Extrapolating adult practice into paediatrics-  This rarely works.  The probabilities are different, the way that they present are different and the therapeutics are different.  Here are few examples of major differences in common problems that can occur in children and adults.

Doing something-  For many childhood presentations, paediatrics is the art of doing as much nothing as possible.  It can feel like doing a test or giving a treatment "in case" is the safe option but there is no such thing as a zero-harm test or treatment in paediatrics.  Where a test or treatment is absolutely indicated you are on safe ground.  For example with croup, dexamethasone is never wrong.  In many scenarios, a test could be done or a treatment could be given.  If that is the case, always consider the possible harm.

For example:
  • Upper Respiratory Tract Infections - antibiotics can often be justified and this can feel like a satisfactory way of dealing with parental expectations.  However, antibiotics often cause vomiting and diarrhoea and the likely benefit is small.  Antibiotic prescribing risks shifting the focus from good symptom control and the perception that antibiotics are a safe option is misleading.
  • Bronchiolitis - doing a chest X-ray (CXR) may feel like a good way of completing a clinical assessment.  The reality is that it does not add value exept in extreme cases.  The great likelihood is that the CXR will show something that can be interpreted as bacterial LRTI, leading to a prescription of antibiotics despite the evidence that wheeze virtually exludes bacterial LRTI.  Now you have a baby with bronchiolitis who is being given antibiotics when what they most need is to hydrate orally and be allowed to cope with thier wet lungs without unecessary upset.
In paediatrics, careful assessment, observation if needed and careful safetynetting are the cornerstones of safe practice.  Doing tests and giving treatments "in case" are not as safe as they feel.
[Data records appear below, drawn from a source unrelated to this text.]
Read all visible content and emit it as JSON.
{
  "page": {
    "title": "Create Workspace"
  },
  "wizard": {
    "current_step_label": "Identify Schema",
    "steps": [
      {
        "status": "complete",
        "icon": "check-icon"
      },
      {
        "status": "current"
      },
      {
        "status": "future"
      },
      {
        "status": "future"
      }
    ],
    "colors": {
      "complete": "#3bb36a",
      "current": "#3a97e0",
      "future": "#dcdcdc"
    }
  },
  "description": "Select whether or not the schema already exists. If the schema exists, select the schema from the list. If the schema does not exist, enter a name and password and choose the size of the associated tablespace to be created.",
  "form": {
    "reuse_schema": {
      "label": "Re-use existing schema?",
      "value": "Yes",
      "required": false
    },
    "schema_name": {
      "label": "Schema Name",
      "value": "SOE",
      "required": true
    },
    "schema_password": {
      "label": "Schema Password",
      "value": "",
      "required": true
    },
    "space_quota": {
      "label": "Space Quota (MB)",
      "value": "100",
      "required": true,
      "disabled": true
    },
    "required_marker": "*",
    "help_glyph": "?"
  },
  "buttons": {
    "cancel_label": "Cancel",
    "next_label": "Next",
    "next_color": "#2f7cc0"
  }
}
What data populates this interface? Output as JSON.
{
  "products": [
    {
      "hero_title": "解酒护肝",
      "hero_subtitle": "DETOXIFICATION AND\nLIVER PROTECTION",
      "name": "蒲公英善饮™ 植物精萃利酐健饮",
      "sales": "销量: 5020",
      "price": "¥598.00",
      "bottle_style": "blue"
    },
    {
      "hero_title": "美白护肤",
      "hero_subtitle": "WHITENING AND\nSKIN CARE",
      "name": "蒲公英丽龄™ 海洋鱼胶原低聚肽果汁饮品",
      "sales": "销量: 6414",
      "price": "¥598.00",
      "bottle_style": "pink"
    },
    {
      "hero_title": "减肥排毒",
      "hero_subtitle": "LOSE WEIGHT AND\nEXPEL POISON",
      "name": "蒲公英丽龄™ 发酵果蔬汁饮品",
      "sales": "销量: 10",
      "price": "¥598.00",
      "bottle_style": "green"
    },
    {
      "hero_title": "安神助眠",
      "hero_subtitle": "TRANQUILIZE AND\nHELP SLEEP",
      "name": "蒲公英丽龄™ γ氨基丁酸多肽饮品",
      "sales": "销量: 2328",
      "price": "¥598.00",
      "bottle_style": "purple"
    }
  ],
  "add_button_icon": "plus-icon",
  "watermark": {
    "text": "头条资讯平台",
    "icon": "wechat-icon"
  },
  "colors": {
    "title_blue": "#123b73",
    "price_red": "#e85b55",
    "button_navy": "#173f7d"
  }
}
Feeling the pressure-  Worrying about knowledge gaps or inexperience with paediatric presentations is quite normal.  It is common for clinicians to have niggling anxieties about their assessment of a child.  If in doubt do the following things:
  • Look at the child.  Their appearance and behavior will often tell you whether that concern may be valid.
  • Use every contact as a learning opportunity.  If you have worries about something, learn about that presentation for the next time.
  • Don't hesitate to ask for help or advice.  If you have doubts about the best management of something you feel you can deal with yourself, discuss that plan with someone experienced.  In many cases, that will be someone in your team but it can also be a paediatrician on call.  They might want to see the child but they may be happy to discuss and advise.  If you do refer a child for further assessment, find out what happened next.  That way you can educate your own clinical judgement.
Finally, if you are or become that person that someone goes to for advice or a further opinion, be helpful.  Remember how daunting it is when you first started seeing children and how much uncertainty is entirely appropriate.  If you end up seeing the child and they don't need any investigation or intervention, remember how much childhood illness can fluctuate in severity.  As the expert, you will undoubtably add value, even if it is simply in the form of an experienced assessment and brilliant safetynetting.

Edward Snelson
Induction agent

Disclaimer - Remember that when you look at a child, wear full personal protective equipment.  If you're new to seeing children, you're in for a viral rollercoaster.